R - Tem. Tem a frase... Não foi nesse STU. Foi num evento de encontro do Sandro Dias, que é um skatista bem conhecido no Brasil, na chácara dele lá, tem a pista de skate. E ele chama o pessoal dos skates “mais de 50 anos”, são das antigas e chamam o pessoal novo também. E faz uma competição entre eles lá e tal. E ele convidou a Mel, eu e a Mel, a gente foi lá. Nunca tinha ido a um lugar desses; meu, é um lugar muito longe, nossa, um lugar cheio de terra, mas foi bem legal, uma viagem bem legal. Eu cheguei lá, fui assistir o campeonato e tal, estava a Raicca Ventura (Skatista Campeã Mundial Skate Park 2024), que é uma grande amiga nossa, o capacete daqui é inspirado no dela; E ela falou: “Rafa, ainda bem que você trouxe a Mel!” (Eu perguntei): “Ainda bem?” (E ela): “É porque a gente fica num clima tão de tensão nos eventos que é muito bom quando ela aparece aqui, a gente alivia, todo mundo vem brincar com ela, mexe com ela…”Eu falei: “Nossa, acho que essa foi a melhor coisa que eu escutei, tipo, em anos!”, porque foi aí que eu comecei a focar no objetivo: - Pra que levar um pet para as competições? Porque eu acho que alivia a atenção dos skatistas, eu acho que traz essa visibilidade, porque é o que eu falei (antes) do vira-latas, (o fato de ela ser) uma cachorra que veio do nada, uma cachorra preta. Então, acho que essa visibilidade que os atletas estão dando para a Mel, acho que ajuda bastante. A gente poder ter mais respeito com os animais, não abandonar, abandonar menos, cuidar mais, e principalmente adotar os de pelagem preta, que são os menos visados, então, através dessa frase dela, eu comecei a ter esse objetivo, acho que foi em 2023 isso.
00:58:18
P1 - E em que momento que a Nala entra na história?

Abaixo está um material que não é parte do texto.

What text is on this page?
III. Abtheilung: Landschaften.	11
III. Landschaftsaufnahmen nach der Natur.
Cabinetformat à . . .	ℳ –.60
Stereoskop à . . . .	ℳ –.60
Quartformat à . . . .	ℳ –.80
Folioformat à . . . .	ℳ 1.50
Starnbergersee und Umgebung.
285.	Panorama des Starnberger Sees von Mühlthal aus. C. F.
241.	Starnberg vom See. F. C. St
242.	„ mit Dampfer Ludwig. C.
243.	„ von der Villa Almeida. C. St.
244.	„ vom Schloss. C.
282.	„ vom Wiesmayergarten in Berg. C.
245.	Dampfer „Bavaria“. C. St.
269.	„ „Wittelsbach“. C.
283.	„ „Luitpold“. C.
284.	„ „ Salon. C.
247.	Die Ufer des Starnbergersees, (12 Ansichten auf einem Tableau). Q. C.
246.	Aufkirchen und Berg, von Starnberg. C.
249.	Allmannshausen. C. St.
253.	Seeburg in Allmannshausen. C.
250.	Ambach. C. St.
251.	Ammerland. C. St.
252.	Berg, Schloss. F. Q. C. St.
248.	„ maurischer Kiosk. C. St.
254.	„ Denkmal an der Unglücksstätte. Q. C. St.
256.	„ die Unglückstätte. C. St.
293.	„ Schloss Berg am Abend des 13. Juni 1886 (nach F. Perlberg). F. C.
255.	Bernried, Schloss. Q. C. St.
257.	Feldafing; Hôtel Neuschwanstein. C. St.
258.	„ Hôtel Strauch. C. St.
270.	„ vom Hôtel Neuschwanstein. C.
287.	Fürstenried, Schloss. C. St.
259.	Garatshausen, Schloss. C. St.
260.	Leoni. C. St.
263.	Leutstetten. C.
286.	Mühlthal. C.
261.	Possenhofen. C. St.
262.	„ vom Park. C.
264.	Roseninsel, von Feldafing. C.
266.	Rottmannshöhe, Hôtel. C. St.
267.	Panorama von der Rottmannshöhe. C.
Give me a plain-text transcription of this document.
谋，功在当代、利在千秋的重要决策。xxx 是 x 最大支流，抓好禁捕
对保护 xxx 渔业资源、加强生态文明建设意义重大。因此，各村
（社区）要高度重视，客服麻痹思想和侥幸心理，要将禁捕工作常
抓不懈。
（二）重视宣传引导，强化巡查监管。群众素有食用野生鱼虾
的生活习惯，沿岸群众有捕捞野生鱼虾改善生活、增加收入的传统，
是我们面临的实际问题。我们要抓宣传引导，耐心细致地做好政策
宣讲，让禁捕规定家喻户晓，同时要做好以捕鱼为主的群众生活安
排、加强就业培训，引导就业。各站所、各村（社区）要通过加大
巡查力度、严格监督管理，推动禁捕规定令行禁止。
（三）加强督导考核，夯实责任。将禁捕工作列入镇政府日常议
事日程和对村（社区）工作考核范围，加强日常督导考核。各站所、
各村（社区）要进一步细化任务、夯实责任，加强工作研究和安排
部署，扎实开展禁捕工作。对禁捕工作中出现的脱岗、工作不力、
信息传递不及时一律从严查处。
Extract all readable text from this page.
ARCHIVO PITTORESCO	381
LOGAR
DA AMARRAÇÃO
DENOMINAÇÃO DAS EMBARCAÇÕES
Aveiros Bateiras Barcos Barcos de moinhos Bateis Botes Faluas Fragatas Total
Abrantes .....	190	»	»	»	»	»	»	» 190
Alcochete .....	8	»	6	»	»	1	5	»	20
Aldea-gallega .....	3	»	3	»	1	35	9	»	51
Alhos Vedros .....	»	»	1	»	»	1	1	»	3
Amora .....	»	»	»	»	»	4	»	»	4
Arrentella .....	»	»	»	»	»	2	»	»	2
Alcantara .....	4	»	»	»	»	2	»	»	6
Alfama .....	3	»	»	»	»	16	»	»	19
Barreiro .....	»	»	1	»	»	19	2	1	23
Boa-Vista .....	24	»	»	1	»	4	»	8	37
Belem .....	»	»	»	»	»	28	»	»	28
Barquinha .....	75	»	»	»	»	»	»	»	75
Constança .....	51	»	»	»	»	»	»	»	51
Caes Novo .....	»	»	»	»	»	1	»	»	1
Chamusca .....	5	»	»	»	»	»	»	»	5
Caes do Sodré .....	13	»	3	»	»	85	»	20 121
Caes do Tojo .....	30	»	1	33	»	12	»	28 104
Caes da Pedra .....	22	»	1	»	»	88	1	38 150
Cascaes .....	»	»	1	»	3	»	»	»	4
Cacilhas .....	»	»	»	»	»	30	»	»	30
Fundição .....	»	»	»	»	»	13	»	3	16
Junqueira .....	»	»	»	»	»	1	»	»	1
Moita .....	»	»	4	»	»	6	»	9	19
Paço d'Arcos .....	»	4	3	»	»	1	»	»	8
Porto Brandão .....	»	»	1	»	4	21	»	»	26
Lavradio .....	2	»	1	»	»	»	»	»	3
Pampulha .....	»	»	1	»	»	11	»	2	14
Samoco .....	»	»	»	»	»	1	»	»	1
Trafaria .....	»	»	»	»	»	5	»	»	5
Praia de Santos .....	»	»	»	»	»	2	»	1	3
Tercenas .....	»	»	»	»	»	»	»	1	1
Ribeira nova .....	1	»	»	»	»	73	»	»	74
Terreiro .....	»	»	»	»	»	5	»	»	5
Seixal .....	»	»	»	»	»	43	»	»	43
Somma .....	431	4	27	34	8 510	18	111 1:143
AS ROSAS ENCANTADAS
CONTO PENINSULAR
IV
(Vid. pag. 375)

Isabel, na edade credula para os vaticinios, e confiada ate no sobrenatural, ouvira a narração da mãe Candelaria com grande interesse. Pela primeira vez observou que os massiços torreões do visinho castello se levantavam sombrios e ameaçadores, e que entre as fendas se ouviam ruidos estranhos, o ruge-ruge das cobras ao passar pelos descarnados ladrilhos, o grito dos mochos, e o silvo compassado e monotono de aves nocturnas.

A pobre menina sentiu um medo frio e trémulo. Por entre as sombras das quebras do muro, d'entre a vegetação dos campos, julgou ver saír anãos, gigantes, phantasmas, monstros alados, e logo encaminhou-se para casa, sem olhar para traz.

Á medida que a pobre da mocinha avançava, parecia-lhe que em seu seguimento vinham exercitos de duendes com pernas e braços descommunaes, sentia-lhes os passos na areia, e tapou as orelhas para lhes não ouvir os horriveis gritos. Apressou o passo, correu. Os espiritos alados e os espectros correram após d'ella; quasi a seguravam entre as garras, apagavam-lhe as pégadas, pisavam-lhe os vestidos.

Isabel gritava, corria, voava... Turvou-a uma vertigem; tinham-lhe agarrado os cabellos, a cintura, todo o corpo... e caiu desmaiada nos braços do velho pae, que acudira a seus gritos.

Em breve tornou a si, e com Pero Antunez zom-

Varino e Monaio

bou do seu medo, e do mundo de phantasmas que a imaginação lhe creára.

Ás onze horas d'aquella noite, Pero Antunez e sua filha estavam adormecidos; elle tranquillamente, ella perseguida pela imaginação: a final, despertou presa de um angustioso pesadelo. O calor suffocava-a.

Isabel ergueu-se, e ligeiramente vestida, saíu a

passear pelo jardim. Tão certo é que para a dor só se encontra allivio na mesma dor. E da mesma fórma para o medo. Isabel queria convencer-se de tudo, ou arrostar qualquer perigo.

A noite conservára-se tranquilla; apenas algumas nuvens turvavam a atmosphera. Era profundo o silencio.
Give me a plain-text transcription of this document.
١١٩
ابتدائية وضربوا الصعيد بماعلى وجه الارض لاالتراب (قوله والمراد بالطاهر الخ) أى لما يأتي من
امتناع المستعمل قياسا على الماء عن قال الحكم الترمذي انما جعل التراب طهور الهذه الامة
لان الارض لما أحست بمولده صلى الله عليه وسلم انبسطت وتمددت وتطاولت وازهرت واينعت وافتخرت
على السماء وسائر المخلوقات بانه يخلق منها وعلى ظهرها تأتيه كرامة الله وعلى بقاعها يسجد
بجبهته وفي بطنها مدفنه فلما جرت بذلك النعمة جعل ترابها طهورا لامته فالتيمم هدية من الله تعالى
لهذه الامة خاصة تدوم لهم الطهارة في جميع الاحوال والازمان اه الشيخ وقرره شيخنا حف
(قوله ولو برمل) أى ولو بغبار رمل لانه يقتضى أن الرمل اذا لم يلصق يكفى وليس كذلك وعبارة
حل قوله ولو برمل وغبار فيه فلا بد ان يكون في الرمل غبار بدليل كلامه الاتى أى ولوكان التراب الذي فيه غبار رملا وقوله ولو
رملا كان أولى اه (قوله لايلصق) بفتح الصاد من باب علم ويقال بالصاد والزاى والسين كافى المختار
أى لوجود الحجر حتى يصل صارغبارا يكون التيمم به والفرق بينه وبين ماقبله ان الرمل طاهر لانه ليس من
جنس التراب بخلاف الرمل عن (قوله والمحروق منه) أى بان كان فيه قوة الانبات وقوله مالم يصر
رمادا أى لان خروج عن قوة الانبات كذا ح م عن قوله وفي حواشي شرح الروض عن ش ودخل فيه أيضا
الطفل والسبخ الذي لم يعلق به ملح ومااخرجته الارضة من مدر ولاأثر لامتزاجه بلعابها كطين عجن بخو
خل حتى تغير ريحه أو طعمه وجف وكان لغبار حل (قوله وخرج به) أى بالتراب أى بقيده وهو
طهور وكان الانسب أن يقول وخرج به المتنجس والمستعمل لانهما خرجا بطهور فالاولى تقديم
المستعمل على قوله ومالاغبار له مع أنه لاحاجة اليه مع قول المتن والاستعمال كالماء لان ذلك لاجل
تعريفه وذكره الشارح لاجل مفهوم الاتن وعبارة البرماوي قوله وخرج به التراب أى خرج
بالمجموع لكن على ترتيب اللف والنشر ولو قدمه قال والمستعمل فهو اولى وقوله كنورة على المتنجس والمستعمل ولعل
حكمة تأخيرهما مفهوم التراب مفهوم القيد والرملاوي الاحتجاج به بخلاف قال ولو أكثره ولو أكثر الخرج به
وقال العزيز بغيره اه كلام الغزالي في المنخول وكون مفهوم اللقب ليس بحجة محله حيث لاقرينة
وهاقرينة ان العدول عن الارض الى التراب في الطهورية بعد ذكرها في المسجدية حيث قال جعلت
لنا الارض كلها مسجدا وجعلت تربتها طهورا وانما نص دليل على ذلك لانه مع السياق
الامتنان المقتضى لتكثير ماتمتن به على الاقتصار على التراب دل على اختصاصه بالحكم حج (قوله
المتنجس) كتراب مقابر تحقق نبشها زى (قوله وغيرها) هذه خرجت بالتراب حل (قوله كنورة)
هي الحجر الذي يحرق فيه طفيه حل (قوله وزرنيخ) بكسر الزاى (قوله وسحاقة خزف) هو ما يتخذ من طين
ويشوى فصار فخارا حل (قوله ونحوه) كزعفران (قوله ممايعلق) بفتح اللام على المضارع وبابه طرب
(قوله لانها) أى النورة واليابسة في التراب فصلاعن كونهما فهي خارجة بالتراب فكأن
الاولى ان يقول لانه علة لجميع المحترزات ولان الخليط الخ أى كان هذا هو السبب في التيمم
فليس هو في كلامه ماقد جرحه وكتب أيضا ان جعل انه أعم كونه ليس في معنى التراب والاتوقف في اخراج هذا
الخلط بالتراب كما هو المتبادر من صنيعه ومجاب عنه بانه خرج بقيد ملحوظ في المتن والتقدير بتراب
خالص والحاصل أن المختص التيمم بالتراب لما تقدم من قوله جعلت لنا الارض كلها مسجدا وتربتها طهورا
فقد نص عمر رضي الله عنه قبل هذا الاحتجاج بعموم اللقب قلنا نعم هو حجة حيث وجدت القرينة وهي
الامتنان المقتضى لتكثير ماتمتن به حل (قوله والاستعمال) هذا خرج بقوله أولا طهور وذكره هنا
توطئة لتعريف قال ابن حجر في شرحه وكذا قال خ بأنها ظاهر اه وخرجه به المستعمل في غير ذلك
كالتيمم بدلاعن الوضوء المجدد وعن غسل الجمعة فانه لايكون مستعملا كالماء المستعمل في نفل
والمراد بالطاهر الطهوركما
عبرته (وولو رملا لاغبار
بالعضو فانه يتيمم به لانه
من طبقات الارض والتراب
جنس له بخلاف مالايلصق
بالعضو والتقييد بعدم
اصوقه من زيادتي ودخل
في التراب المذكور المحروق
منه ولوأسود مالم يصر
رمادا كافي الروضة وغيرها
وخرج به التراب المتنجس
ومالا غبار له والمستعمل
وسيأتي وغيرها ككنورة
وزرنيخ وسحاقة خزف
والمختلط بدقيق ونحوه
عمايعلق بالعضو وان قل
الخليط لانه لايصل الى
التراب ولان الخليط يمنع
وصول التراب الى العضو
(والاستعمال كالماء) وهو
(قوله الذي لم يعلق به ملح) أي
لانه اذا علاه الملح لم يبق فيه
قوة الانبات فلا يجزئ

R - Entra 2017, só que eu tenho o sonho de ter um gato tricolor há muitos anos, até de infância eu acho que eu tenho o sonho de ter um gato tricolor. E eu já tive um gato tricolor quando eu morava no segundo pensionato, só que o dono inventou que os filhos tinham alergia e tal, que eu não poderia ter mais o gato, então eu tive que doá-lo e em 2017, ela estava na frente de uma academia que eu já trabalhei, e eu fiquei naquela, tipo: “Já tenho uma cachorra, como é que eu vou cuidar de um gato? Mas se ela ficar lá no sábado, que era durante a semana, se ela continuar lá no sábado e eu vou pegar ela”; e peguei, comprei ração e tudo pra ela. E ela ficou, só que ela estava bem magrinha, e eu falei: “Nossa, que bonita a gata que deixaram abandonada aqui e tal”. Comecei a publicar no Facebook (perguntando) se era de alguém, e tal... e ninguém apareceu. Uma semana depois, a barriga dela começou a crescer! Então ela tava com um monte de filhotinhos! E eu cuidei dos filhotinhos, comecei a publicar no Facebook, eu não poderia ficar com todos. E a Nala seria a última a ser doada, por ser mãe e tal, e não apareceu ninguém pra adotar ela, eu falei: “Então vai ficar”. Comecei a rezar mais uma vez pra Deus: “Deus, faz pra eu levar essas 2 para onde for, porque eu não quero me desfazer, uma vez que eu já tenho elas, eu quero ficar com elas, se aparecer alguém depois de 3 meses e quiser adotar ou pegar eu não vou dar”, e ela tá até hoje com a gente, isso de 2017 para cá, já tem 9 anos.
00:59:48
P1 - E como é que foi a adaptação das duas?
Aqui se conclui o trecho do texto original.